Aliás, há muito que os nossos mais ilustres nutricionistas, como um Rui Coutinho, em obras rigorosamente científicas, sem nenhum bias ideológico ou político, têm chegado a idênticas conclusões.
Há muitos anos, aliás, o eminente sociólogo Josué de Castro, prematuramente falecido há pouco e afastado do seu país pelo terrorismo cultural, desencadeado em 64, deu o alarme em sua obra clássica A Geografia da Fome e, como dirigente eventual da FAO, começava anos atrás uma alocução, em um congresso da instituição, com uma imagem impressionante:
“Enquanto metade da humanidade não come, a outra metade não dorme, com medo da que não come.”
Era, evidentemente, uma imagem literária forjada precisamente para impressionar os espíritos e alertar as consciências. Baseada, aliás, em sentença semelhante lançada em 1950 por Lorde Boyd Orr, então presidenta da FAO, que vejo contestada por outro especialista no assunto, o cientista Colin Clark, da Universidade de Oxford, em artigo transcrito no número de 17 de junho do L’Osservatore Romano. Diz ele:
“A situação da fome (no mundo) é muito grave mas ainda não envolve, de nenhum modo, metade da humanidade.” E considera “contraproducente” qualquer exagero, “pois o homem médio reage imaginando que não pode fazer nada.”
Penso exatamente o contrário.

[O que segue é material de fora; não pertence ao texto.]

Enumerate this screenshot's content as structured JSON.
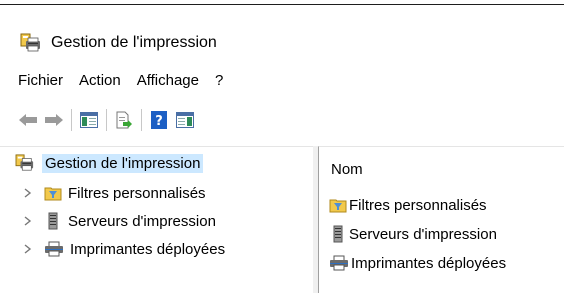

Justamente porque o homem médio, isto é, todos nós suficientemente bem nutridos, temos a tendência natural a não pensar nos desnutridos e a crer que realmente as cifras e os alarmes são exagerados, é que é preciso despertar as nossas consciências adormecidas para o flagelo que já chegou a introduzir um nome próprio e científico para a moléstia da fome: kwaskiorkor — ora grassando, dramaticamente, [pg. 22] no coração da África. Nem creio que essas imagens sejam exageradas, embora acredite que a verdade é a única mestra autêntica das convicções. Acontece, porém, que a verdade sobre a fome incomoda os governos e fere as suscetibilidades patrióticas e, por isso mesmo, são frequentemente vedadas ao grande público, pelas respectivas censuras políticas. Especialmente nos países que se preocupam exageradamente com a imagem que deles se faça no estrangeiro.

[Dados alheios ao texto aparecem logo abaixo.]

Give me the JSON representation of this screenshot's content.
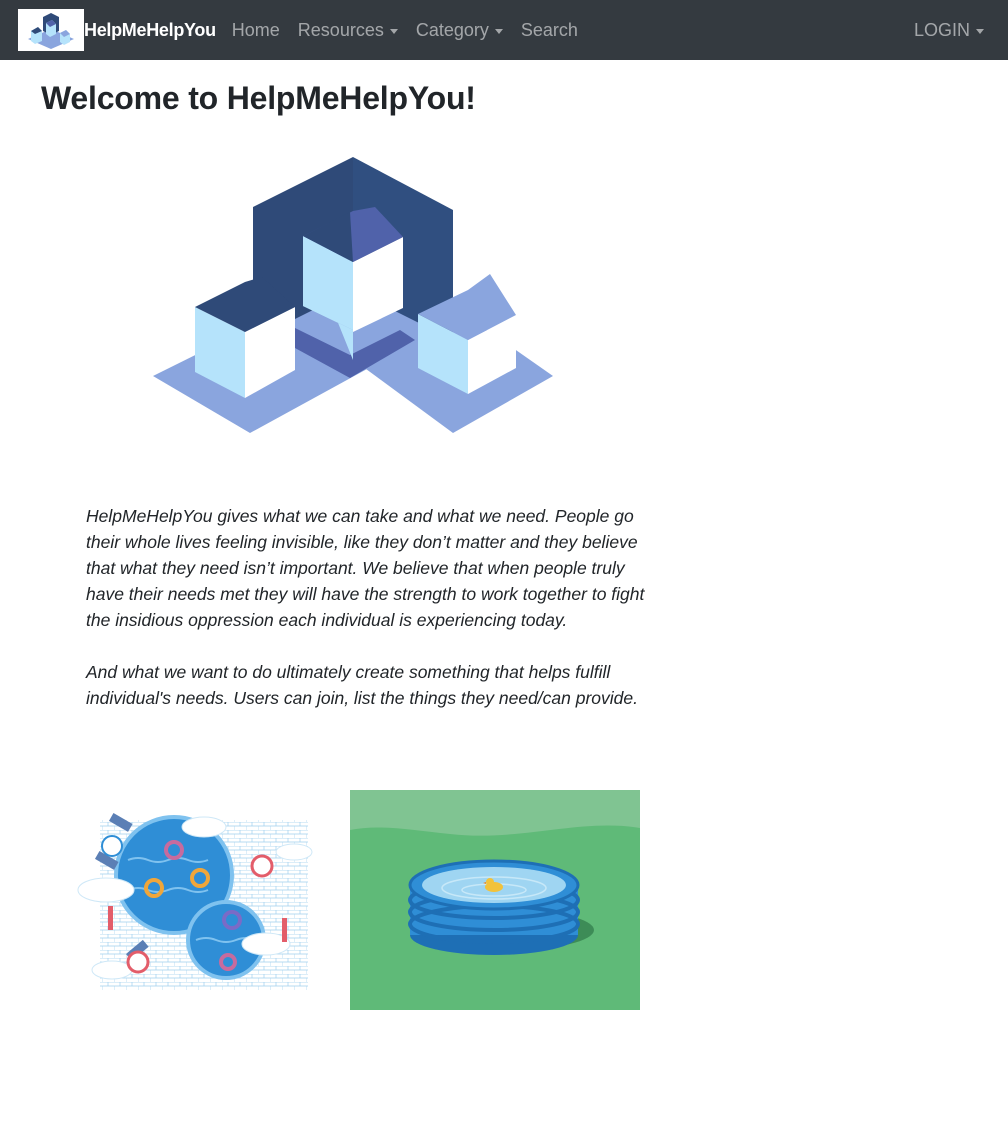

E não têm a mesma coragem de dizer as coisas pelos seus nomes como acontece particularmente na Inglaterra e nos Estados Unidos e em todos os países onde existe verdadeira liberdade de informação. Aliás, esse eminente cientista inglês, que subestima o perigo da fome e critica os que exageram as estatísticas, também nesse mesmo artigo declara que
“a população mundial aumenta com um ritmo de aproximadamente 2 por cento ao ano”
, quando esse ritmo chega, em certas regiões latino-americanas, a ultrapassar 3,5 por cento, sem que a produção de alimentos e especialmente sua distribuição pelo povo seja equitativa.

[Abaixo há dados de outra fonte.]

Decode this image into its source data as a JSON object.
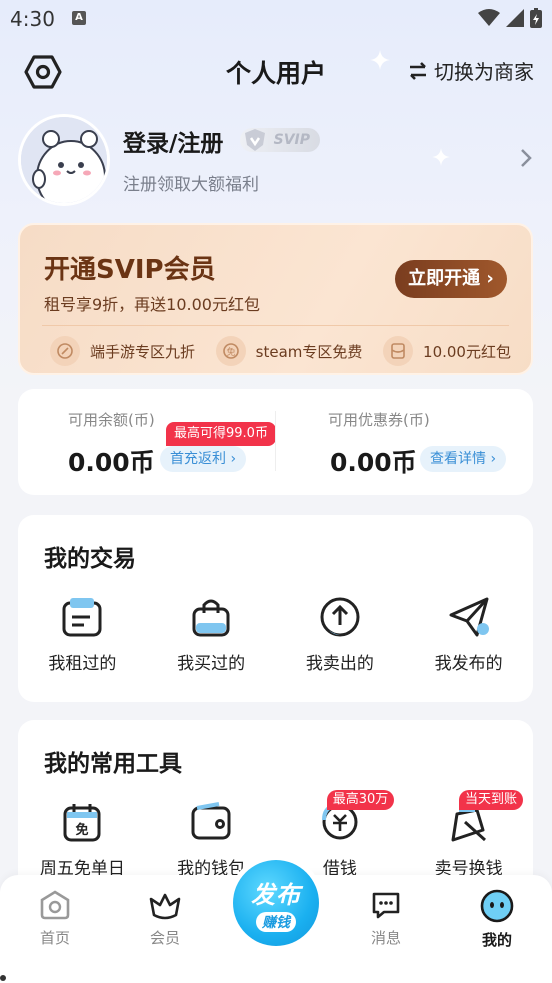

O próprio Clark, aliás, embora subestimando o flagelo da fome, apela para a intervenção imediata dos governos, como único meio de corrigir o desnivelamento desumano entre os bem nutridos e os desnutridos, em conseqüência de fatores políticos e sociais.
“Se é verdade que as disponibilidades de alimentos nos países da África, na média, são superiores ao mínimo necessário, também é verdade que uma iníqua distribuição dos rendimentos acaba por deixar uma grande parte da população à margem da fome.” E cita o caso do sistema de castas na Índia, que “significa que muitos milhões de pessoas estão condenadas a uma existência de discriminação e à impossibilidade de progresso econômico.”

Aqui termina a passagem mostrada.